Chapter 2 of 24
The Red Fort, Agra: View & Section
In this slide, we see the emperor, the Mughal emperor Akbar's magnificent fort at Agra. It's a real tour de force in the classic sense, you know, scale, structure, silhouette, materials. Beyond that and before that, it's set out to be at least ten degrees cooler than the surrounding landscape. This is why we have this pattern of open pavilions placed in this immaculate garden inlaid with fountains and running water. The section below shows how the complex was actually used. In the summer months, a velvet curtain was stretched across the courtyard and if you look carefully at the slide, you can see the points, the rings to which the curtain was tied and this trapped the cool overnight air in the courtyard and fed it into the surrounding rooms.
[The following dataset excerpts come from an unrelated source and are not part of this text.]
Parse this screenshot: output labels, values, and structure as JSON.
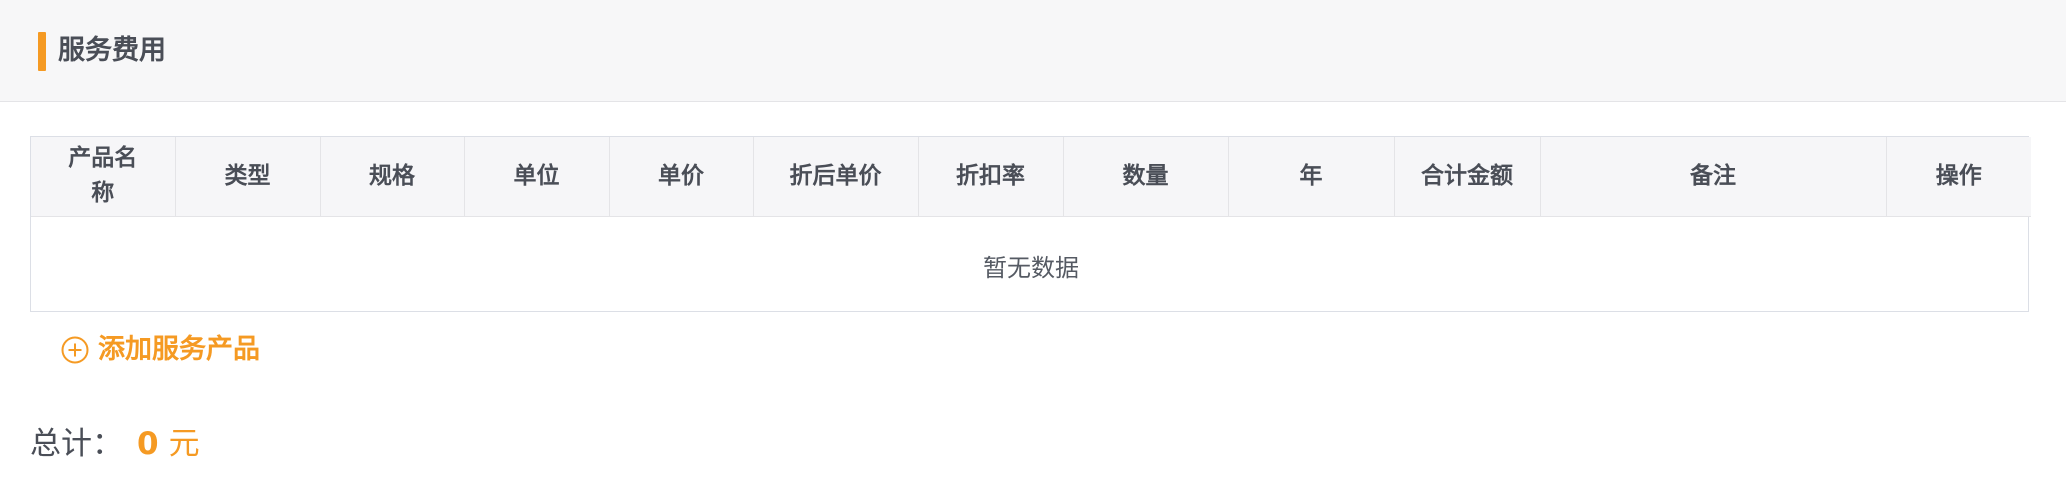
{
  "section": {
    "title": "服务费用"
  },
  "table": {
    "columns": [
      "产品名称",
      "类型",
      "规格",
      "单位",
      "单价",
      "折后单价",
      "折扣率",
      "数量",
      "年",
      "合计金额",
      "备注",
      "操作"
    ],
    "empty_text": "暂无数据"
  },
  "actions": {
    "add_label": "添加服务产品",
    "add_icon": "plus-circle-icon"
  },
  "total": {
    "label": "总计：",
    "value": "0",
    "unit": "元"
  },
  "colors": {
    "accent": "#f59a23",
    "header_bg": "#f7f7f8",
    "text_dark": "#4a4e57",
    "border": "#dcdfe6"
  }
}
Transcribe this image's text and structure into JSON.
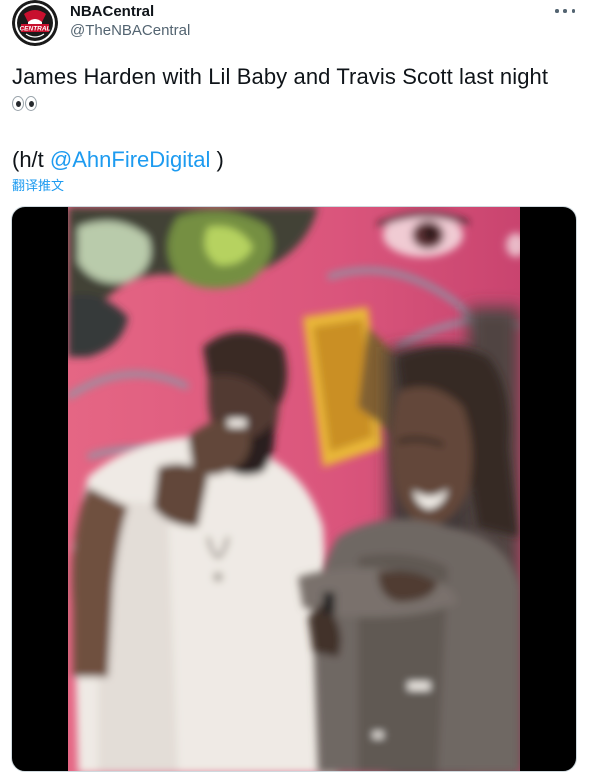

The emperor and his court stayed there during the day and came out only at sunset in the evenings to move around in these glorious pavilions. In the winter, the pattern was reversed. They used the pavilions during the day when the weather was sunny and then at night when it became cold, they retreated into the rooms around the courtyard. So we can see that to deal with climate, you've got to be inventive in the deepest sense about your pattern of living. This has always been true of all really new architecture from Frank Lloyd Wright's Robie House to the work of Le Corbusier. It's not just an idle manipulating of form. It is really a generation, a postulating of possible new lifestyles triggered off by this response to climate. These Mughal emperors in coming to India invented a new pattern of living different from but equally elegant and imperial as the one they knew in Central Asia and that's the same with the plantation owners in New Orleans when they crossed over the Atlantic. They built a kind of house, a pattern of rooms different from what they had left behind in Europe. In short, the energy crisis we are facing today is going to involve much more than just fiddling around with a thermostat. It's really a kind of en laissant opportunity for architects to turn again to that eternal progenitor of architectural form, climate.